By  on March 16, 2010

LONDON — For a while last year, Allegra Hicks was looking like just another victim of the credit crunch, having had to pull out of London Fashion Week, shutter her ready-to-wear business, and close her stores in Manhattan and London.

But she’s come back with a bang: After finding new, private backers for her eponymous business, she’s opened a store on Elizabeth Street here, has a book in the works for September, and has signed Kim Vernon of Vernon Company to develop new projects.

Hicks said the financial drama of 2008 and 2009 was just what she needed to regroup. “Sometimes you lose track of what you’re actually good at,” she said during a walk-through of the 700-square-foot store, a tiny space compared with her former unit on Pont Street. “These sorts of times help you focus and maximize your creativity.”

The new store, which spans two floors, has cotton linen walls with the designer’s signature teardrop design picked out in beads, and dark parquet floors.

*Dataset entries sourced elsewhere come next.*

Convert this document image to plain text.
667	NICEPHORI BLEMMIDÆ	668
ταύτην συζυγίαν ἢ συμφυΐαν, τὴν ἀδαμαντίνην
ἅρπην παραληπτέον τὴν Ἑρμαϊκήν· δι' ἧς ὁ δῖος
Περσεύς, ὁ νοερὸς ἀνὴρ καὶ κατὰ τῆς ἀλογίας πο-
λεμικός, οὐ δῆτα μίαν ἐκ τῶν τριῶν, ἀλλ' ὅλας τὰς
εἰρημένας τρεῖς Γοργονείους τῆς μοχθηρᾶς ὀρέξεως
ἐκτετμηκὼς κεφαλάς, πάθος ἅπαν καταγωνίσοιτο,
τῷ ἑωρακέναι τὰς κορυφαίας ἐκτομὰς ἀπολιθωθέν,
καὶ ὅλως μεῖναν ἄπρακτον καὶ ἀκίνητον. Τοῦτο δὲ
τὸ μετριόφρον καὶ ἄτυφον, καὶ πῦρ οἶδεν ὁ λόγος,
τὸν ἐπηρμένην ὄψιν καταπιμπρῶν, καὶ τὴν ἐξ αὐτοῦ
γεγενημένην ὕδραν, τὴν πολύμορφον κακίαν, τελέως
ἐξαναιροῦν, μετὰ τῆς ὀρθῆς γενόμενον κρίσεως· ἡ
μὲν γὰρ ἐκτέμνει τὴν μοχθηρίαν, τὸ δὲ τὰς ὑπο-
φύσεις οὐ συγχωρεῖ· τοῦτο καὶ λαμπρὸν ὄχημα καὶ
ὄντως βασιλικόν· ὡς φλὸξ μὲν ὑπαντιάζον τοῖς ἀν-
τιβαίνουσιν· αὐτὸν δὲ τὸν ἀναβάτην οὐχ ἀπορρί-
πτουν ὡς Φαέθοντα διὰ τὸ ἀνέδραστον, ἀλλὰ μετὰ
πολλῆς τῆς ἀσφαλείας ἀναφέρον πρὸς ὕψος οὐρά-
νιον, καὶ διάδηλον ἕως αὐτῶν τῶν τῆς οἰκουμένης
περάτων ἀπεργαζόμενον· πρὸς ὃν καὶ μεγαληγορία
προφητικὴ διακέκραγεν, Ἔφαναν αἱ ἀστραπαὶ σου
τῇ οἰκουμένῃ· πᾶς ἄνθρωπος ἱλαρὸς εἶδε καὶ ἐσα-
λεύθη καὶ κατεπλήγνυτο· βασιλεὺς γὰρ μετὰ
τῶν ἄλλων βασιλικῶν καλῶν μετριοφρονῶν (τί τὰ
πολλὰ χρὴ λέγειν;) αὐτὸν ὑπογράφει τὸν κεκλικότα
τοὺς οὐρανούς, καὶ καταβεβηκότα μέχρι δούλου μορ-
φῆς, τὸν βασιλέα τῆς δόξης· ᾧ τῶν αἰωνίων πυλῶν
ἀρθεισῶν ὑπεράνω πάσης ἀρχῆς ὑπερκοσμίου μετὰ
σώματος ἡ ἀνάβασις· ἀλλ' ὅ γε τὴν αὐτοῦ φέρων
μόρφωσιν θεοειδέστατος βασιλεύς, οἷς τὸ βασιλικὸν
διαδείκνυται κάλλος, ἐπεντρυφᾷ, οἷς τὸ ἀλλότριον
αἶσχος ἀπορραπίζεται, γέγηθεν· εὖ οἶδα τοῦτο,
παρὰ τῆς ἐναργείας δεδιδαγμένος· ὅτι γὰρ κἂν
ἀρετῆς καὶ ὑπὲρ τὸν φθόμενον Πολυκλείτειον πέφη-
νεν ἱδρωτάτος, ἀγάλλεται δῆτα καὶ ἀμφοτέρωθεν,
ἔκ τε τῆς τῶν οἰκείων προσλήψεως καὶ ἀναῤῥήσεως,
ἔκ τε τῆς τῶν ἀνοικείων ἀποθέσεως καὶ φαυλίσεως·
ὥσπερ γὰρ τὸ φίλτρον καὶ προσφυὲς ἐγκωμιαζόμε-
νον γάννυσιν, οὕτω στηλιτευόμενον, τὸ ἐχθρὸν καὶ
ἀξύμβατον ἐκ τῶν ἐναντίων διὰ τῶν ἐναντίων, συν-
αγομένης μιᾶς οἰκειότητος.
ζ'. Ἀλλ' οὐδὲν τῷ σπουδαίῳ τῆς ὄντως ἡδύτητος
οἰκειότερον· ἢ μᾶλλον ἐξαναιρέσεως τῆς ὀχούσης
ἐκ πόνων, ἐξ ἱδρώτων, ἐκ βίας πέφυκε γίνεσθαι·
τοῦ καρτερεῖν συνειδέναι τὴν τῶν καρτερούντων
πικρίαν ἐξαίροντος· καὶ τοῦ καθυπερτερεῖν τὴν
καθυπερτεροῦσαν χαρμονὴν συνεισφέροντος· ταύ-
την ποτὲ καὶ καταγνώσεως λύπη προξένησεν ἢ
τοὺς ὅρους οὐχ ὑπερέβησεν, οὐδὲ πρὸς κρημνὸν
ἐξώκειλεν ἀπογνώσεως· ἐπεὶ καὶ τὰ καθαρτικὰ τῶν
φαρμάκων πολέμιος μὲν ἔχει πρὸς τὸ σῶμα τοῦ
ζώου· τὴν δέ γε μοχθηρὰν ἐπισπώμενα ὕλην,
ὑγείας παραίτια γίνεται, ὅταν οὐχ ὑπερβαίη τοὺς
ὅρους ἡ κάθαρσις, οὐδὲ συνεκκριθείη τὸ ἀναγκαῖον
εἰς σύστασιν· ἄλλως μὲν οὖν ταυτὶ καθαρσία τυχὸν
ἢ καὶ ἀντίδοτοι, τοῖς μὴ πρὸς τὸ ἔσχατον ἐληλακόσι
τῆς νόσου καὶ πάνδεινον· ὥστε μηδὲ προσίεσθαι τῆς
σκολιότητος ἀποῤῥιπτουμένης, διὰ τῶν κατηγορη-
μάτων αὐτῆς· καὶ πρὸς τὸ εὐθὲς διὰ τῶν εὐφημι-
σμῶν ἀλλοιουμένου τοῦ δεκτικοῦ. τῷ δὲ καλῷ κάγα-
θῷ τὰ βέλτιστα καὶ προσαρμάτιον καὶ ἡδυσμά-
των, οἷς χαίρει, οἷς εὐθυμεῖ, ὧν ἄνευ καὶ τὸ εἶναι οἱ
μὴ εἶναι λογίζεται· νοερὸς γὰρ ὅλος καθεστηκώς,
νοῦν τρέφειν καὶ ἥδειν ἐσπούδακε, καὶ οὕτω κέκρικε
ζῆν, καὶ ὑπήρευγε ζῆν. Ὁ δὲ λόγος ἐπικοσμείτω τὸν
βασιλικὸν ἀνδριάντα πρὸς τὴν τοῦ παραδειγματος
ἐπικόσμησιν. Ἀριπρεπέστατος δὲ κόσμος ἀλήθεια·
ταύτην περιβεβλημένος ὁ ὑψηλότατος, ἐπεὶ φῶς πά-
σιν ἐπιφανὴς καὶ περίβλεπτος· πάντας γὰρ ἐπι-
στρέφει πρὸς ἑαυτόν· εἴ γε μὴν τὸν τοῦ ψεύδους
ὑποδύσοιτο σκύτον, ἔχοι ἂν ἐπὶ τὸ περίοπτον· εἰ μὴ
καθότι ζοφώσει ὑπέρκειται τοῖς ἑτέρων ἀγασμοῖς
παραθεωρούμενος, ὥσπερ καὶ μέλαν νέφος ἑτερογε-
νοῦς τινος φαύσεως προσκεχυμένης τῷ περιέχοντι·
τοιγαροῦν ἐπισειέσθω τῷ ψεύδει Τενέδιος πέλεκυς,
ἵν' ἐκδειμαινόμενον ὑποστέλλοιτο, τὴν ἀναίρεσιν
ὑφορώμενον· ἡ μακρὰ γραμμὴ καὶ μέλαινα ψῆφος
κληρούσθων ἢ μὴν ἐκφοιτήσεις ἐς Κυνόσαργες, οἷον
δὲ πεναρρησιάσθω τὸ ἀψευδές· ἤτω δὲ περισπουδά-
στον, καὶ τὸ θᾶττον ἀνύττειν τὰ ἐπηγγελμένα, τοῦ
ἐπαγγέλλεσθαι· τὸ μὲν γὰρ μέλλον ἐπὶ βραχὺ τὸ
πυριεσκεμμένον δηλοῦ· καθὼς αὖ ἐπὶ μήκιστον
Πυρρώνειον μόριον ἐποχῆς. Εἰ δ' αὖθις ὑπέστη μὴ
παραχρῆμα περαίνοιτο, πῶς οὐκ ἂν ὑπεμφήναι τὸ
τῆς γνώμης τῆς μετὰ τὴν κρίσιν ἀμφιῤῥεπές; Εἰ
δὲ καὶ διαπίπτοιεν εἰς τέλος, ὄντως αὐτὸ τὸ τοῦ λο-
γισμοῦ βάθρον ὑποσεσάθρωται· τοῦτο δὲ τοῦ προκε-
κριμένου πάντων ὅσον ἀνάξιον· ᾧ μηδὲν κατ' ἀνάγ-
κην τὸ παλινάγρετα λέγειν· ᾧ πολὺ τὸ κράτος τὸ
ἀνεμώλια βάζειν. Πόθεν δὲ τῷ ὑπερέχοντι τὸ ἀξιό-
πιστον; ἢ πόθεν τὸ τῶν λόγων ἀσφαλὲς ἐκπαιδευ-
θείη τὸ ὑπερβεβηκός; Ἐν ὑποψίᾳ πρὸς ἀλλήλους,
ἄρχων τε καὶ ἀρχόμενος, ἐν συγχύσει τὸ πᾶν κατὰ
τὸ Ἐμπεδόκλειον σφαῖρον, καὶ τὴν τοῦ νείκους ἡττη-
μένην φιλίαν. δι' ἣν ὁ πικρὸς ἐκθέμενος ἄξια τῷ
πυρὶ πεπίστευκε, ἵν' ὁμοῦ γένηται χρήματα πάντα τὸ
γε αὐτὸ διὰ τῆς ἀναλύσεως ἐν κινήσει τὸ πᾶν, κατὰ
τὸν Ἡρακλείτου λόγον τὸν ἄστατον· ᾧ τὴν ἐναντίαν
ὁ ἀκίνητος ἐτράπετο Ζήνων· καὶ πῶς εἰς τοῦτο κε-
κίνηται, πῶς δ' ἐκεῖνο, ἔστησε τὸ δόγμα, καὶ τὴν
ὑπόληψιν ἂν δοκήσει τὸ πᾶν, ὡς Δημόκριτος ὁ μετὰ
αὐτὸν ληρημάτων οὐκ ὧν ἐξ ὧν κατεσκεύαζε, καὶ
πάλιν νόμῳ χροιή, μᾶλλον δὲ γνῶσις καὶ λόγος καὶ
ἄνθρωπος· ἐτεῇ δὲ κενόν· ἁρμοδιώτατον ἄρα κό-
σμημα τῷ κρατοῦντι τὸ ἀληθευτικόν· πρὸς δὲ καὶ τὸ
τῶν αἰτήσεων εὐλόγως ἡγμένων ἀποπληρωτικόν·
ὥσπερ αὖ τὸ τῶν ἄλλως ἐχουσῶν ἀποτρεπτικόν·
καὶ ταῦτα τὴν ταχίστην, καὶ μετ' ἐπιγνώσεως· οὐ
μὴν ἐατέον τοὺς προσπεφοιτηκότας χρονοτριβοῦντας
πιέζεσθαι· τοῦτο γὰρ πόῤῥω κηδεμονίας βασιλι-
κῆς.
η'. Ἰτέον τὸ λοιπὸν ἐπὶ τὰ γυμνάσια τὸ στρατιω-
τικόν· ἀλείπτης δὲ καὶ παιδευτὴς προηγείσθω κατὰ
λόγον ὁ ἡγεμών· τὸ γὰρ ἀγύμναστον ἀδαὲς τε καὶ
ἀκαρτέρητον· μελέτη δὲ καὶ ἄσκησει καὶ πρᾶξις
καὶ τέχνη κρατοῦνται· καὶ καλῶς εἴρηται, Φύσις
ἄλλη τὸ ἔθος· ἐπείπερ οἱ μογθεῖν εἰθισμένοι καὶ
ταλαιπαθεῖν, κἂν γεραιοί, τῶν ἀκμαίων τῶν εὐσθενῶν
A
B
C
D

The store stocks the rtw collection, which Hicks designs in collaboration with Abdul Koroma and Andrew Jones, the duo behind the London label Modernist, and her home textiles collection. The rtw line also sells on the firm’s Web site and at stores including Harvey Nichols, Calypso in Manhattan, Jake in Chicago and Sebastian’s in Dallas.

Last year, Hicks formed a new company, AH Lifestyle Ltd., with backing from a private investor. Linda Peters, a former executive at and the co-founder and director of London’s Centre for Fashion Enterprise, which supports emerging fashion talent, is the new chief executive officer.

Separately, Hicks is working with Vernon to explore projects and collaborations with other brands in both apparel and home design.

“Allegra’s 15 years of designing fashion, prints, textiles and home objects has created a tremendous and valuable archive,” said Vernon. “She is underexposed. We plan to change that and bring her pretty, modern aesthetic to a broader range of customer. There are many brands that can benefit from that work as well as her talent as lifestyle designer.”

Vernon added the two are in talks with a variety of companies, and the first projects would likely be unveiled within six months.

Meanwhile, Hicks is also at work on “An Eye for Design,” which will be published by Abrams in September. The designer said she sees the 230-page book as a “visual diary” that traces her inspirations and explores the importance of the five senses on her creative process. Patrick Kinmonth, the British opera and stage designer who worked on Valentino’s 45th anniversary retrospective exhibition in 2007, has written the forward. Antonio Monfreda, who worked with Kinmonth on the Valentino show and on the “Anglomania” exhibition at the Metropolitan Museum of Art, is the book’s creative director.